Of course, this isn't the first time actual science has shown that expensive audio gear isn't necessarily better. We just rarely hear about it, because the audiophiles that write about audio gear are almost pathologically opposed to blind testing. Home Theater Review wrote a good article about this problem a few years ago. The Audio Engineering Society published a paper in 1994 from researchers at Harmon, who wanted to find out if people rated the quality of loudspeakers differently if they could see them. (Spoiler alert: they do). This is a problem with audio gear—we are all susceptible to confirmation bias. If we see something and it looks fancy or we know it's expensive, it colors our impression of how it sounds.

Blind listening tests have been the subject of much debate in the audiophile community, with professed sound gurus often coming up with dubious excuses about why they're not valid (often combined with a complete misunderstanding of what double-blind testing is). Sure, you can find numerous articles urging you not to spend extra money on cables. CNET has a great one. Noted skeptic James Randi once offered $1 million to anyone who could prove the superiority of $7,250 speaker cables (there were no takers). But it's hard to find such unbiased views about speakers or headphones.

This latest headphone test was unique in that it went a step beyond double-blind listening tests, measuring sound response with a method that takes human hearing preferences and flaws out of the equation entirely.

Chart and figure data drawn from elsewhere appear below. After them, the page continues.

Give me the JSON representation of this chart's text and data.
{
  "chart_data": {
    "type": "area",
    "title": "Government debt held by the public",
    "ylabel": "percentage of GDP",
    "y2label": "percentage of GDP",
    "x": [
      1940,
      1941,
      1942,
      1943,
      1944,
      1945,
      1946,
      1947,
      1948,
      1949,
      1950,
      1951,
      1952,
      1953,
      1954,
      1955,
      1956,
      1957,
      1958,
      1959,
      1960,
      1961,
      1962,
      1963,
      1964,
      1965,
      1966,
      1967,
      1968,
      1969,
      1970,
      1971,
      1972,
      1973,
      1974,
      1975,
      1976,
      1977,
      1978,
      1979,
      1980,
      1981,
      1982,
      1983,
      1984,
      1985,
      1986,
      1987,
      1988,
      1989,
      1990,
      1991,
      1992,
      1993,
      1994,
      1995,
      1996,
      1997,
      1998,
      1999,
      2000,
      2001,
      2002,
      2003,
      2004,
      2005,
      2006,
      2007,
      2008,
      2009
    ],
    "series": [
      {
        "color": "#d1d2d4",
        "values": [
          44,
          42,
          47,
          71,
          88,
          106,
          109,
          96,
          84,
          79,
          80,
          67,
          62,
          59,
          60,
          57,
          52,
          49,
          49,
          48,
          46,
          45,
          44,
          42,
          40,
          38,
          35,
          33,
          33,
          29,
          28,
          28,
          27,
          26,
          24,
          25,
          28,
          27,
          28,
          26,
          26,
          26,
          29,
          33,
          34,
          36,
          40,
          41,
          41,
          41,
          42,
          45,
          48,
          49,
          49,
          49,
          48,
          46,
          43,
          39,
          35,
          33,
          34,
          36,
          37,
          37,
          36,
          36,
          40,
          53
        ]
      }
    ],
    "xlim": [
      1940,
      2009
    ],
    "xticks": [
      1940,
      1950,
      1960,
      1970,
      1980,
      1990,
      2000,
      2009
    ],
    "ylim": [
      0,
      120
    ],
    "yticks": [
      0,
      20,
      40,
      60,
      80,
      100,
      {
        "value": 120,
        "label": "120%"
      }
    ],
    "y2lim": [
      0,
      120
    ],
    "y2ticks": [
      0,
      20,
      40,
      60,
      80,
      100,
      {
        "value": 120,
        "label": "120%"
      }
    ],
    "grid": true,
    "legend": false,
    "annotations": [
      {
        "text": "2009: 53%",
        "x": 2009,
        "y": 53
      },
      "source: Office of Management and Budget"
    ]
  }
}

The researchers used a special acoustically-modeled artificial head with artificial ears microphones in it, in order to get an accurate but not-listener-specific measurement of how various headphones sound when placed on a head (with all acoustic changes that implies).

They did find some notable differences. In-ear headphones, on average, had better bass response than supra-aural (on-ear) or circumaural (over-the-ear) headphones. And supra-aural headphones had less accurate frequency response than in-ear or over-the-ear headphones. But no matter the type, the price of the headphones was not a determining factor in their ability to reproduce sound accurately.

This doesn't mean you should buy the cheapest headphones you can find. Factors not measured by the researchers, like build quality and comfort, are very important. But before you spend a lot of money, ask yourself: Am I paying for the brand name? Is it all marketing? If those headphones have slick, expensive ads, maybe that's what you're paying for. You might want to shop around.